Landet am Ende aber doch der spekulativere Teil des Geschäfts bei Ihnen als Plattformanbieter?

Grätz: Klar ist, dass Nachrangprodukte ohne ding­liche Sicherheiten eine pure Ergänzung sind. Dennoch befinden wir uns mit Banken im Austausch. Die kommen auf uns zu, wenn sie ein Projekt gern machen würden, ihnen dafür aber noch ein Schuss Eigenkapital fehlt. In diesem Fall sind wir gefragt, diese Lücke über ein Nachrangdarlehen zu schließen. Und das ist selbstverständlich höher verzinst. Deshalb greift mir der Gedanke „Wenn der Zins höher ist, ist damit auch die Bonität schlechter“ etwas zu kurz. Manchmal ist es einfach die höhere Risikoposition. Bartsch: Im Prinzip gilt es erst einmal zu differenzieren, ob ein Projekt durch eine Bank bedient wurde oder nicht. Das ist nicht gleichbedeutend mit einer Einteilung in gut oder schlecht. Unser Schwerpunkt liegt darauf, innerhalb dieser Adverse Selection zu beurteilen, ob das Projekt finanzierbar ist. Im Rahmen eines Portfolios funktioniert das. Am Ende sehen unsere Zahlen ähnlich aus: Auch wir hatten 2018 ein Anfragevolumen von deutlich über einer Milliarde Euro und konnten „leider“ das meiste davon nicht machen. Eben weil es bei uns Mindeststandards gibt und wir unsere Investoren und deren Renditevorstellungen nicht enttäuschen wollen. Institutionelles Geld ist flüchtiger als das von Privatinvestoren. Tatsächlich aber liegt der relative Engpass eher aufseiten der Kreditkunden. Wir sind bei der Auswahl sehr selektiv. Das manifestiert sich auch in den bisherigen niedrigen Ausfallraten. Dabei gilt es, das potenzielle Spannungsfeld auszutarieren zwischen den Interessen unserer Kre­dit­investoren auf unserer Plattform, die Rendite über unsere Kredite suchen, und den Investoren in unser Unternehmen, die an unsere nachhaltige Wachstumsstory und das Potenzial der Aktie glauben. Auf dieser feinen Linie bewegen wir uns, damit alles nachhaltig bleibt und die Interessen beider gewahrt bleiben. 

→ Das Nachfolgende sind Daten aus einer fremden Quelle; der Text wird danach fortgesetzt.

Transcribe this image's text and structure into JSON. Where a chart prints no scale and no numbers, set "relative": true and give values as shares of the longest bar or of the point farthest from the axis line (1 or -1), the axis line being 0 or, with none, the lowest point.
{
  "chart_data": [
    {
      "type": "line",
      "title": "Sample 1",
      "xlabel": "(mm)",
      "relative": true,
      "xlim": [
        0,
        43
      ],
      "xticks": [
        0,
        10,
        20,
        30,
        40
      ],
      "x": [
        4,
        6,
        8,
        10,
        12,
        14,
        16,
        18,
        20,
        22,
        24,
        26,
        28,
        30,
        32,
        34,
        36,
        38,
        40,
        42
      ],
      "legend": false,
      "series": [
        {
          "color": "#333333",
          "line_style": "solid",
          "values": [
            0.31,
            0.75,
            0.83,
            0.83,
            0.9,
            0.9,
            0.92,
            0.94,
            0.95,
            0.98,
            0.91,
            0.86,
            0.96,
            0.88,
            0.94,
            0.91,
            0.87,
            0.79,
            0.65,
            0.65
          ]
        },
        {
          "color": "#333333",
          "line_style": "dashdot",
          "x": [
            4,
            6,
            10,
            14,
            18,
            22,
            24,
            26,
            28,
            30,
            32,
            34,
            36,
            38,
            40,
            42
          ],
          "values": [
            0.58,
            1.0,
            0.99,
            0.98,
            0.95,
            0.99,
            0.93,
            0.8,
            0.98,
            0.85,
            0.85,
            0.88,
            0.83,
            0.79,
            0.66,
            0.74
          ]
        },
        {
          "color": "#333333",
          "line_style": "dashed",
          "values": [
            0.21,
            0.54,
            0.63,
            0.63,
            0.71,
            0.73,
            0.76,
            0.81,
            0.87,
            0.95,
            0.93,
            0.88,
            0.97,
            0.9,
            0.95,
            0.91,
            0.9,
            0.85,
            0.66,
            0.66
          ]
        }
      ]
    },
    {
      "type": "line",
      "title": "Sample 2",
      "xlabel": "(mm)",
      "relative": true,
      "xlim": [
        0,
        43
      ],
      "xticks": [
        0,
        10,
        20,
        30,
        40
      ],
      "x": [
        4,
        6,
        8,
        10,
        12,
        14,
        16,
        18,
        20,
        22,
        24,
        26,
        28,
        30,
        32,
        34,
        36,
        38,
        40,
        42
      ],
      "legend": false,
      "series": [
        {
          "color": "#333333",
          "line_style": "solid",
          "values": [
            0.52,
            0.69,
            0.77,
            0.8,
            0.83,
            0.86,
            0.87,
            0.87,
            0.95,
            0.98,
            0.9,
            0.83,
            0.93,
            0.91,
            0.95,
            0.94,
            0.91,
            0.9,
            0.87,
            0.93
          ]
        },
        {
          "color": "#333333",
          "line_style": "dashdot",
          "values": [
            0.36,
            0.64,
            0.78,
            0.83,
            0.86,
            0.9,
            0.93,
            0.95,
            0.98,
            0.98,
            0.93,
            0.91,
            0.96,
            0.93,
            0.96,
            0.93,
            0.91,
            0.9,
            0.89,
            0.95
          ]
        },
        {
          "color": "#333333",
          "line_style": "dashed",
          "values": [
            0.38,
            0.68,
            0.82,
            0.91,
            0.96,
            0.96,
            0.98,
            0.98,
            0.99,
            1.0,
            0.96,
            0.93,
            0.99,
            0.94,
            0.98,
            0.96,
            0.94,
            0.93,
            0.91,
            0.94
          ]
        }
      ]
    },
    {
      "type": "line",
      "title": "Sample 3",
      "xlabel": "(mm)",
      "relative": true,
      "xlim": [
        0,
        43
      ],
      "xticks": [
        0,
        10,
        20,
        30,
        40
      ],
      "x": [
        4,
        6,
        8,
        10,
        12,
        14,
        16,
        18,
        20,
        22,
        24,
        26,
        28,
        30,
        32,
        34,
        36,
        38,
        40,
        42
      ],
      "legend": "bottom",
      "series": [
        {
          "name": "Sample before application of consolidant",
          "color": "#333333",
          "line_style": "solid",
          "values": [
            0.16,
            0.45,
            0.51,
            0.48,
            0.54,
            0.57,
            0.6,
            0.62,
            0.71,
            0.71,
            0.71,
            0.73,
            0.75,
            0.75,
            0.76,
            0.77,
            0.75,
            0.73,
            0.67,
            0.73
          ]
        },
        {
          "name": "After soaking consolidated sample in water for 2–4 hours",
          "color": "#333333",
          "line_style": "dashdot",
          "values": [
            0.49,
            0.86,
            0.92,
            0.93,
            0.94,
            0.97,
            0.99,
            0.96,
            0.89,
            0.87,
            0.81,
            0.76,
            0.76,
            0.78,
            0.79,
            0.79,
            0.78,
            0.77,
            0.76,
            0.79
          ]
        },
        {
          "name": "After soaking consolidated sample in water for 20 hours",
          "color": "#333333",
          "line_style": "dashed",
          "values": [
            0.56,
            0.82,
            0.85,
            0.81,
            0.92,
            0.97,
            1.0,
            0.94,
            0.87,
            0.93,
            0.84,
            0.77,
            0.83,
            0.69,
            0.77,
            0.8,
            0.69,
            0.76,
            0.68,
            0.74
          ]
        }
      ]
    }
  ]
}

Wo konkret gäbe es Kooperationsansätze?

Brüggestrat: Dort, wo wir gemeinsam ein System entwickeln, in dem gerade die so notwendigen Investitionen des deutschen Mittelstands in die digitale Transformation in neuer Form bewertbar werden. Ein System, das eine Businessplanfähigkeit schafft. Eine effiziente Plattform mit besser aufbereiteten, maßgeschneiderten und transparenten Informationen hat Charme. Wenn man also unsere und Ihre Expertise zusammenbringt, könnte das für alle Beteiligten – gerade auch für den Unternehmer mit seinem Digitali­sierungsvorhaben – von Vorteil sein. Man würde sich in einem strukturierten Prozess Kapital- und Kreditbestandteile teilen – ein Konsortialkredit der neuen Form. Bartsch: Lassen Sie uns ein oder zwei konkrete Pilotfälle machen und nicht nur darüber reden. Dann nähern wir uns an und beurteilen das anschließend.  Brüggestrat: Mich würde vor allem ein Projektrating interessieren – gestützt durch ein Bonitätsrating des Unternehmens. Die Beurteilung eines Segments wäre ein Bereich, in dem man gemeinsam Geschäfte machen könnte, sodass Vertrauen wächst. Für solche Projektbeurteilungen müssten wir uns auf Mechanismen und Methodiken einigen und zusammen ins Risiko gehen. 

Haben FinTechs noch revolutionäres Potenzial?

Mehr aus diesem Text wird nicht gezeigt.